We likely scared off any squint-eyed, bucked-tooth, banjo-pickin' kids with our renditions standing in back of canoes...crooning while paddling like Venetian gondaliers. But in film, there were no mentions of sisters, and when you always least expected it, some Daisy Mae-type appeared from the woods; vamping flirtations with undeniable looks and skin-tight skivvies.
Talk about redefining live bait! Perhaps she was another "Jane" or "Stella"...names of local hickville-towns not mentioning across the border in another county was "Purdy"...as if inferring the local "look but don't touch" code. Bubba and whatever menfolk might be waiting just beyond the trees based on real-life skirmishes repeatedly unfolding at Shadow Lake; the County's cross-cultural brawl magnet in form of open-air bar attracting assorted fools from the 4-State region.
Self-independence and knowledge supposedly gained during mid-20's life can be deceiving; unaware of how much there's still yet to learn. New owners took over Shady Beach around 1990 and all but panicked when sun was going down and we'd yet to return. A few weeks later, they remembered us but still sent out search party come dusk. By our third trip back, they knew our names, and marathons on the river were just how things went. They never searched for us again.

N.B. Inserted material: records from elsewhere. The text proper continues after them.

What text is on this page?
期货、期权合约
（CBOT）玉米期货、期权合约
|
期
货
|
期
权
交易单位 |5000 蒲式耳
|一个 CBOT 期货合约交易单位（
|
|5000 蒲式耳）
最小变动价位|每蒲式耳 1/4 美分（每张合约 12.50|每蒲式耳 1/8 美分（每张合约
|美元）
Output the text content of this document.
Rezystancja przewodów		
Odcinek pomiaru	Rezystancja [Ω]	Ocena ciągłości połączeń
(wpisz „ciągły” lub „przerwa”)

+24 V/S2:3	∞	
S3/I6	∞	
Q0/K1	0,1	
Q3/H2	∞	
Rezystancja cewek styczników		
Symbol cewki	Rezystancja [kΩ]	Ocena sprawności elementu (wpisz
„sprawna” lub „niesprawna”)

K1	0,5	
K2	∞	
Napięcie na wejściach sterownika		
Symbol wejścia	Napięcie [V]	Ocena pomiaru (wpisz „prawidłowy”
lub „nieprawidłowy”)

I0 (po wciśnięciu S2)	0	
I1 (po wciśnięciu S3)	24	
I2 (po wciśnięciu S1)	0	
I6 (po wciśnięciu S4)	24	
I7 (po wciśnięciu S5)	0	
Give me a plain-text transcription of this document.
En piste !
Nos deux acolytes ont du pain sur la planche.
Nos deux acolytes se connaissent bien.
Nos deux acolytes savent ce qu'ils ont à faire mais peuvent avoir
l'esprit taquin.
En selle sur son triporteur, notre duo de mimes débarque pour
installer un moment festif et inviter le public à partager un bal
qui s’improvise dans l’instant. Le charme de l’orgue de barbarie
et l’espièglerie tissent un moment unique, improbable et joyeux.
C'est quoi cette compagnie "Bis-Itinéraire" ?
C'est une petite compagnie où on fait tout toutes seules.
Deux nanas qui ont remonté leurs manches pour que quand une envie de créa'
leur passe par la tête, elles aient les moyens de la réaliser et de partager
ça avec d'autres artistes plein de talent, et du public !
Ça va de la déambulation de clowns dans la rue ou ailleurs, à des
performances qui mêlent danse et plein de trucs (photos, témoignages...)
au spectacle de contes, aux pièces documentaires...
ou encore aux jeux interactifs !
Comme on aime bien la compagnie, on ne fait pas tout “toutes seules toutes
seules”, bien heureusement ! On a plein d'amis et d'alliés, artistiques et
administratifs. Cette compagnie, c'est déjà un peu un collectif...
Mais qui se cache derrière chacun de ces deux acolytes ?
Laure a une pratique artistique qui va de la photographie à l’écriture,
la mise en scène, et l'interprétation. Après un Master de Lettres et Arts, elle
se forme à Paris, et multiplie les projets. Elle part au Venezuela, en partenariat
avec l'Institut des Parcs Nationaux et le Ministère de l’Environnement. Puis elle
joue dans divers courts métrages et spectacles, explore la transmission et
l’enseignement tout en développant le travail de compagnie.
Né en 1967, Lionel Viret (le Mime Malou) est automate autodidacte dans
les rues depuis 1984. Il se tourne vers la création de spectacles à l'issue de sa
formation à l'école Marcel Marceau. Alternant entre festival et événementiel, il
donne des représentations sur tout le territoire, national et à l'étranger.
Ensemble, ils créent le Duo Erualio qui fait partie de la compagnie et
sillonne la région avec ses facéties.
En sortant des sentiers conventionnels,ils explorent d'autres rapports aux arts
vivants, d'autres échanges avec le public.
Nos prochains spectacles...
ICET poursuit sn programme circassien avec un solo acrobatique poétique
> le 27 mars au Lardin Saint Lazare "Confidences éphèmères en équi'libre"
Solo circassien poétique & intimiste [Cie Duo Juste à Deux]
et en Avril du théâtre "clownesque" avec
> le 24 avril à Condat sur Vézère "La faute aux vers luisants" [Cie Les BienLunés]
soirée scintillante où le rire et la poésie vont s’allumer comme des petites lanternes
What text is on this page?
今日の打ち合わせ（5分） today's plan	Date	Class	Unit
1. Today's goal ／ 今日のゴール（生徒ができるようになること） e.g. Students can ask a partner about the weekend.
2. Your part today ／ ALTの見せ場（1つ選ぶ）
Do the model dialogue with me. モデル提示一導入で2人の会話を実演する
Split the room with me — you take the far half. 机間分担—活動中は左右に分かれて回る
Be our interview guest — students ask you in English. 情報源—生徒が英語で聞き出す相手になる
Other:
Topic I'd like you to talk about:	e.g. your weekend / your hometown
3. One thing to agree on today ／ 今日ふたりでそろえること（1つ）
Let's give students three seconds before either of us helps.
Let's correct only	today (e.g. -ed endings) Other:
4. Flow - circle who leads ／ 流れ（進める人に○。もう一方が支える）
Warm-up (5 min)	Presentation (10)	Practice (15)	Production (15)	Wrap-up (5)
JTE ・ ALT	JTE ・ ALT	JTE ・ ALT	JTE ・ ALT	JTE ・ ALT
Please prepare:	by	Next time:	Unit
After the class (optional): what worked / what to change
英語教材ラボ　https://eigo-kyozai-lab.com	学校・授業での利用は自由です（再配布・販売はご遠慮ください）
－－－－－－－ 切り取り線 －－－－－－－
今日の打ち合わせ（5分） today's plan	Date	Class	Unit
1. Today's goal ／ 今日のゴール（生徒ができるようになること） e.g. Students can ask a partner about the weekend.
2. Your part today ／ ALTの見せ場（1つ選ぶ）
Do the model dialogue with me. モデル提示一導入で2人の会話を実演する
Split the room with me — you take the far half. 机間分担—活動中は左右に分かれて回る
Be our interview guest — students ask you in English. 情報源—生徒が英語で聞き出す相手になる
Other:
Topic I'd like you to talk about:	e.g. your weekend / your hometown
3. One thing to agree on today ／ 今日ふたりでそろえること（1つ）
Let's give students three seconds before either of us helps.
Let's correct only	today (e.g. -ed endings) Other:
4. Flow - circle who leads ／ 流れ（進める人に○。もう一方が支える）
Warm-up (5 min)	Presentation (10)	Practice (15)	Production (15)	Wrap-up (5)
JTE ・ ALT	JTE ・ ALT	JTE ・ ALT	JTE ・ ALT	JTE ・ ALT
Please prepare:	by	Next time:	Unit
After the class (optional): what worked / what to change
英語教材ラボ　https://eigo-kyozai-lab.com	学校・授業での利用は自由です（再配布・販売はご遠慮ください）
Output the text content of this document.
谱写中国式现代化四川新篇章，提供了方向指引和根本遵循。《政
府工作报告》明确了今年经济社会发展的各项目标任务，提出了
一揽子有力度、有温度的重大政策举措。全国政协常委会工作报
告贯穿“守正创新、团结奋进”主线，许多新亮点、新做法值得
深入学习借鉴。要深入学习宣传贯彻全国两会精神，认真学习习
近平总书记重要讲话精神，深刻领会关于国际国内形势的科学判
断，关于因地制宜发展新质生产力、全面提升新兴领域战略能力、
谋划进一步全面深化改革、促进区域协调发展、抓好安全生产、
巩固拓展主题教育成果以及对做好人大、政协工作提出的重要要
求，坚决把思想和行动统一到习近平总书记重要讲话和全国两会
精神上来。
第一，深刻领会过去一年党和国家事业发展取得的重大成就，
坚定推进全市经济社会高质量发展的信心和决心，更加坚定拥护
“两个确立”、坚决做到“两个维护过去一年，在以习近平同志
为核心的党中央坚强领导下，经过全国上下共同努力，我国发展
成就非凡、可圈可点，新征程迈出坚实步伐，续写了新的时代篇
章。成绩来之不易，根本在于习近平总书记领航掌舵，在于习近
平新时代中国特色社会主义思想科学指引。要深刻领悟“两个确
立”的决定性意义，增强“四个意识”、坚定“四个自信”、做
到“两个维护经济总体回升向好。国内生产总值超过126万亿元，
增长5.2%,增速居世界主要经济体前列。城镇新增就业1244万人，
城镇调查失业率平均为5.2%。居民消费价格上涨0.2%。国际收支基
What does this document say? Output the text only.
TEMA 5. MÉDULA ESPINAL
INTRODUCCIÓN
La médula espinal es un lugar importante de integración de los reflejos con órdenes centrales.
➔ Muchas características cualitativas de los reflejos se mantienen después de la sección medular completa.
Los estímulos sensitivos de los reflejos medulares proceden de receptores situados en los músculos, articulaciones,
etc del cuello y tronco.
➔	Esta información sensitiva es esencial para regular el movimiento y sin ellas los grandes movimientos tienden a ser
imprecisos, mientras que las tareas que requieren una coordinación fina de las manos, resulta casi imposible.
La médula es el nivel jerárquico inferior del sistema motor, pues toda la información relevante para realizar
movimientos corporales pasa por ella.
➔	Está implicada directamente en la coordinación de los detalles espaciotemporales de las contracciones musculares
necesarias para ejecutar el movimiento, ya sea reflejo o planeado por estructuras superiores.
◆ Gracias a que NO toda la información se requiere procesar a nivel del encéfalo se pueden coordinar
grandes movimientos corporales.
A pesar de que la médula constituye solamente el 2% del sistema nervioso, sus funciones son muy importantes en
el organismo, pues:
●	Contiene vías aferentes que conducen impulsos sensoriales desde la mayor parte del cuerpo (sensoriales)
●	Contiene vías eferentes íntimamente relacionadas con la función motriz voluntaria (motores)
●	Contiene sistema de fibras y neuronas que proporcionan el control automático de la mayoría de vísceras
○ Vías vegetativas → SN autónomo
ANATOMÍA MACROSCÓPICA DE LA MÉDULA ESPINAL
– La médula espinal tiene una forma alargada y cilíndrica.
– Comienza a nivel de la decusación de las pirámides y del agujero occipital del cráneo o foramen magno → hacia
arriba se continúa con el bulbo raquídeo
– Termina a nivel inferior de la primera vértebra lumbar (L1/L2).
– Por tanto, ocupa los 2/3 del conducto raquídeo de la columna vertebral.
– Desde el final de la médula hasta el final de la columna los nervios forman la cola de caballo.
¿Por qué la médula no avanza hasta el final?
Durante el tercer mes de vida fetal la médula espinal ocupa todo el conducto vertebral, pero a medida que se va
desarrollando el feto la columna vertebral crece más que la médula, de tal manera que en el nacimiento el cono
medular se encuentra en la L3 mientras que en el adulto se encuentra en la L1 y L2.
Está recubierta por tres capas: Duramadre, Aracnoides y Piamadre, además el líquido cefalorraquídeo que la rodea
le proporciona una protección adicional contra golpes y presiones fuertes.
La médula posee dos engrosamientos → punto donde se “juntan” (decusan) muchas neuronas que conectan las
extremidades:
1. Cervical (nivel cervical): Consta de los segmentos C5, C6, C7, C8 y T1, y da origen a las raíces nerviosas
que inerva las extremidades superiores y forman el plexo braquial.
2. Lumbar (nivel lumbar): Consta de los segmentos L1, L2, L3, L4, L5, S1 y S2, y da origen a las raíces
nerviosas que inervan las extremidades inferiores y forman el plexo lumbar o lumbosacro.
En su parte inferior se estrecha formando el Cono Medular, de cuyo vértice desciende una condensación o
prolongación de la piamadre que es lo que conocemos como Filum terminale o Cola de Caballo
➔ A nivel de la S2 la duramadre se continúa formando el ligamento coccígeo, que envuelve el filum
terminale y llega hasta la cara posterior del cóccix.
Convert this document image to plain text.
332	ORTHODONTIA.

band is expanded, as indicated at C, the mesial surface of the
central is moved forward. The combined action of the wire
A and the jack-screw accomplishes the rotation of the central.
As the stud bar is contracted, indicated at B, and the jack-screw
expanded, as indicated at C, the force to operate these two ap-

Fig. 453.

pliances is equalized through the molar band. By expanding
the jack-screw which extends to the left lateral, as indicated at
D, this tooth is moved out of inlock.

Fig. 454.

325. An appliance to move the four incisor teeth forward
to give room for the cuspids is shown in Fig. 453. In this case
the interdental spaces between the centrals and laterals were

Somehow we always managed to survive the combined elements...faithfully making that one-hour drive even if only camping for the night. Before moving to NYC in July '92, it was only fitting my most memorable good-bye party was about 20 regulars for one last County adventure.
The More Things Change......the more they stay the same. Returning nine years later, there were major hints of progress. A new 4-lane highway system allows travelers to whiz right by former speedtraps denting local revenues in Goodman and Anderson. With Tyson and Wal-Mart World headquarters just across the border in booming northwest Arkansas, laborers have found less expensive, country living in McDonald County evident by housing developments erasing endless pastures.
Infusing new life into the County while reviving the gene pool must be working. The Mustangs are now winning conference championships...including hot-shot athletes from the exploding Hispanic population drawn by poultry plants; I even saw a black guy walking along side the road likely unaware of potential lynching in decades gone by.
Over three years had slipped away trying to coordinate others' schedules with weather for re-experiencing this ritual. Determined not to let another summer pass me by, an early August day with heat index over 100-degrees proved perfect setting for rediscovering my local favorite past-time only now on a first-time solo adventure.
When later speaking with family, Dad may have long-retired from the State Patrol but turns out still has stories I guess the entire 4-State area is aware of. Huh? He asked if I'd seen new signs posted along the river prohibiting nudity?
Turns out just a few weeks before, ladies had taken children to swim in the river when a pair of canoes approached with passengers butt-naked! One grabbed camera for collecting hard evidence. The floaters pulled over; confrontation ensued including camera getting tossed into the water. As only local fate would have it, the lady attacked happened to be wife of the County sheriff!
One has to laugh at probability and bare facts! No matter how progressive in population and appearance things continue moving forward, one's got to believe McDonald County will always be a local showcase for outdoor adventures...of course, anchored with a Hoot and a Holler!